DOND001 at it.net
Mon Feb 5 10:39:48 MST 1996
On Sat, 03 Feb 1996 18:12:51 -0500 (EST
James Lawler <phijiml at ubvms.cc.buffalo.edu>
>Some time ago, Louis gave us an informative submission
>on Trotsky's analysis of Naziism as close to the Bonapartism described by
>Marx. As I recall, Louis reported that for Trotsky, Hitler, while
>demogogically appealing to the petty bourgeoisie, was really a
>representative of the big bourgeoisie, that Naziism was an expression of
>the naked power of the steel companies, or something to this effect.
>The texts I have selected from Marx's work do not support this approach.
>Marx is quite explicit that Bonaparte was *not* a representative of the
>Hobsbaum puts the
>matter this way: "...the point about really big business is that it can
>come to terms with any regime that does not actually expropriate it, and
>any regime must come to terms with it." (129)
Hobsbawm's point about the approach that the big bourgeoisie takes regarding
the form of its political power seems all right to me. However, I find James
Lawler' approach on the whole a bit off.
I believe that it is always dangerous to attempt to establish a direct
connection between Marx's Nineteenth century analysis and Trotsky's (or
Louis' or anybody else's). So much is usually said and written about the
need to update Marx's economic analysis. That is certainly much more
necessary regarding Marx's political ones.
The main element to keep in mind, IMO, is that the formation and
consolidation of the nation-states and the creation of imperialism are
relatively recent developments, and that they do affect the relationship
between the main classes in society.
I would like to bring into this discussion two examples, Britain and France.
In Britain, the queen (by definition not bourgeois) has in her hands vast
political powers.
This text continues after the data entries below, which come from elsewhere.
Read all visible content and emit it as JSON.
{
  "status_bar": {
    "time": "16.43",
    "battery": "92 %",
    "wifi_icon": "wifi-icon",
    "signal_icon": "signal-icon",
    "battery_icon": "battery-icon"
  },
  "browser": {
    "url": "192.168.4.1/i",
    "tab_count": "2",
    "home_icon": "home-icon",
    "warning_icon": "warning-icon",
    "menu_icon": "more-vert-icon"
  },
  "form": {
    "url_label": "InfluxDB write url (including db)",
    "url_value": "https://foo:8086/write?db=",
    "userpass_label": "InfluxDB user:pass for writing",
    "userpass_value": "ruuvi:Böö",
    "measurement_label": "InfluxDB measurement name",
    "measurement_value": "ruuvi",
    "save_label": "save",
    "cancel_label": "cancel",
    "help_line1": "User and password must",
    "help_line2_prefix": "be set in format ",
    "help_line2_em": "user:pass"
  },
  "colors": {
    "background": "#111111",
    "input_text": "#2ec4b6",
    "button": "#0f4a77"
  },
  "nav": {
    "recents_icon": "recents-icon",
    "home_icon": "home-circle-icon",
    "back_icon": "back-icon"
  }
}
To draw from this the conclusion that Britain is not a
parlamentarian democracy - ie the dictatorship of the bourgeoisie operates
through proper parlamentarian channels (most of the time, at least) - would
But let's assume that certain drammatic developments of class struggle would
push the royalty to act in a bonapartist fashion, calling upon the army to
intervene one way or another.
Would that be because the queen is a representative of the big bourgeoisie?
Or because she isn't?
In France, since the de Gaulle coup in 1958, the parlamentarian regime has
been somewhat deformed in the direction of bonapartism. The powers invested
in the President are much less checked by the kind of system ("of checks and
balances") that exists in the United States. The French Congress ("Assemblee
Nationale") is some kind of a joke, considering that the President can
dissolve it pretty much at will.
All French Presidents in the past 40 years have acted in a rather
high-handed fashion, whether they were from the military (de Gaulle), from
the big bourgeoisie (Giscard d'Estaing) or merely Socialdemocratic lackeys
of capital (Mitterrand).
This does not perhaps square with Marx' analysis, especially if taken
straightforwardly. That's too bad. But Marx is dead, and we are here (even
though some of us are not feeling quite well these days).